Depuis les plus hautes cimes (700m tout au plus !), l’eau relie entre eux toutes les différentes strates géologiques du Hornstrandir. Elle s’écoule doucement, accélère dans les pentes, sinue à travers les tourbières en de gracieuses courbes pour se jeter depuis le haut d’une falaise dans un fracas assourdissant. Elle termine sa course dans l’océan en un énergique mélange avec les vagues glacées qui viennent s’échouer sur la côte battue par les vents. Notre quotidien est donc ponctué de nombreuses traversées à gué plus ou moins scabreuses en fonction du courant, mais toujours glacées ! Nous nous débrouillons généralement bien car la profondeur maximale que nous ayons eue n’a pas excédé la taille, mais je me souviens m’être bien fait chahuter par endroits…

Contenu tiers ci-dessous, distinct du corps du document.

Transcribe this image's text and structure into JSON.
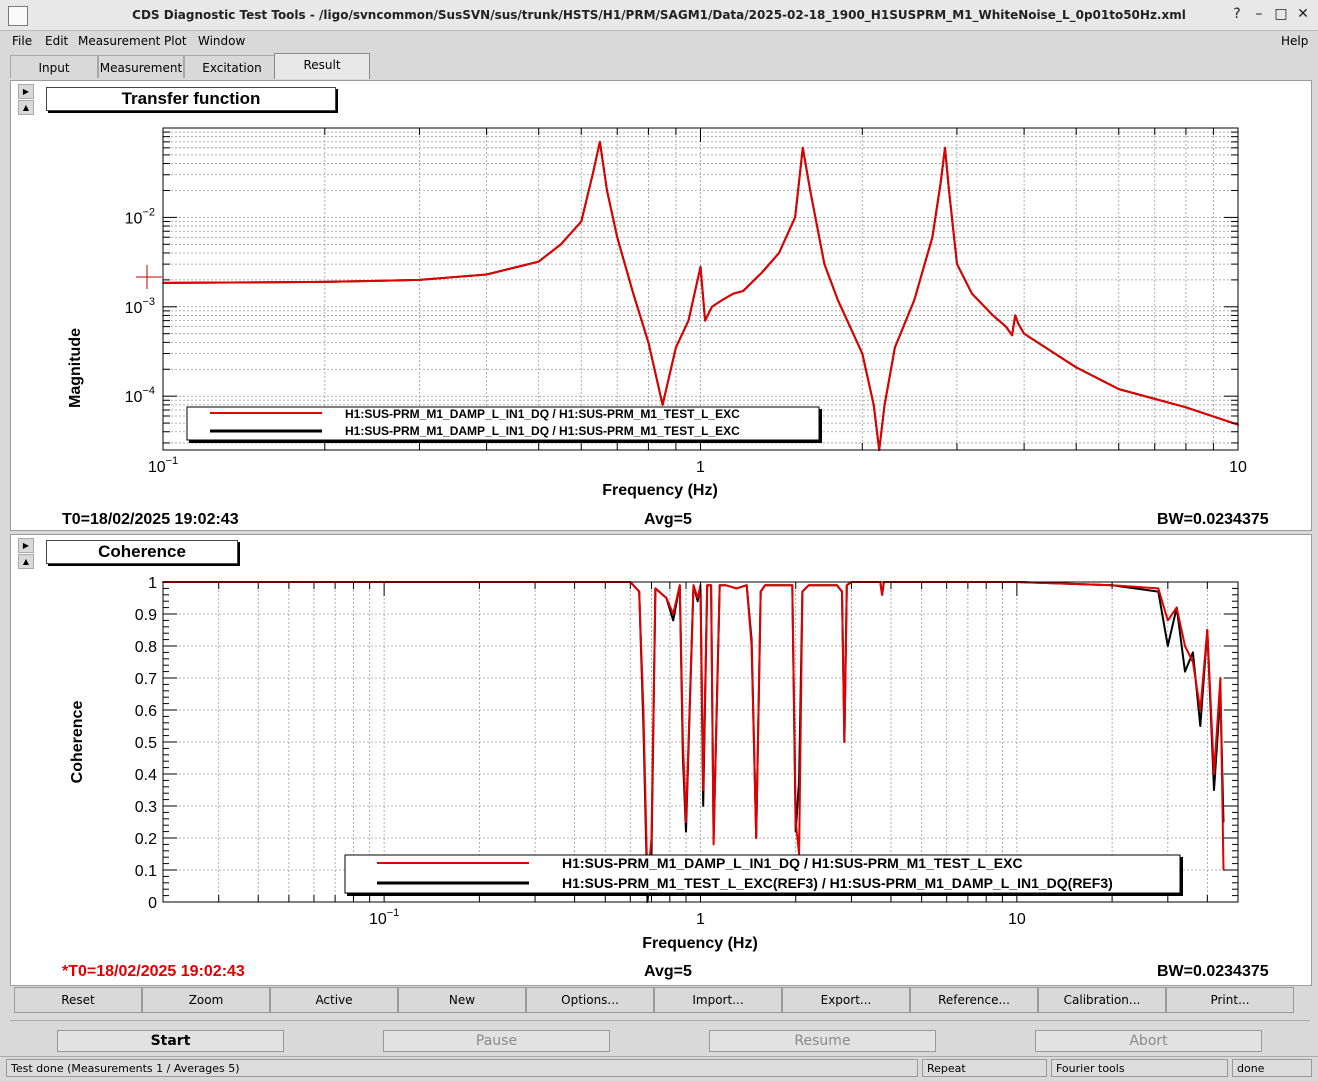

Nous progressons vers l’est sur un fil d’Ariane tendu au-dessus des fjords. Le soleil, emporté dans sa course australe loin au-dessus de nos têtes, nous indique le cap à suivre. En effet, sur notre carte au 1/60 000, très peu de sentiers sont indiqués et tous possèdent la mention « approximate » à coté de leur tracé ! Autant vous dire que les repérer sur place en dehors des zones de dépose des bateaux touristiques tient plutôt du coup de chance… Nous évoluons donc au cap, là où nos yeux et nos pas nous mènent, cherchant le passage le plus esthétique à travers les lignes de faiblesses des parois qui nous barrent la route. Fort heureusement, l’absence de végétation rend le terrain facile à lire et les cols ne sont jamais trop raides. Nous aurons toutefois une désescalade particulièrement difficile d’un col qui avait pourtant été aisé de remonter. Pas évident de sortir les mains avec les sacs de 25 kg et de garder son équilibre dans les pierriers branlants d’une rampe. Heureusement, 15 minutes plus tard nous sommes de nouveau à gambader sur un plateau débonnaire.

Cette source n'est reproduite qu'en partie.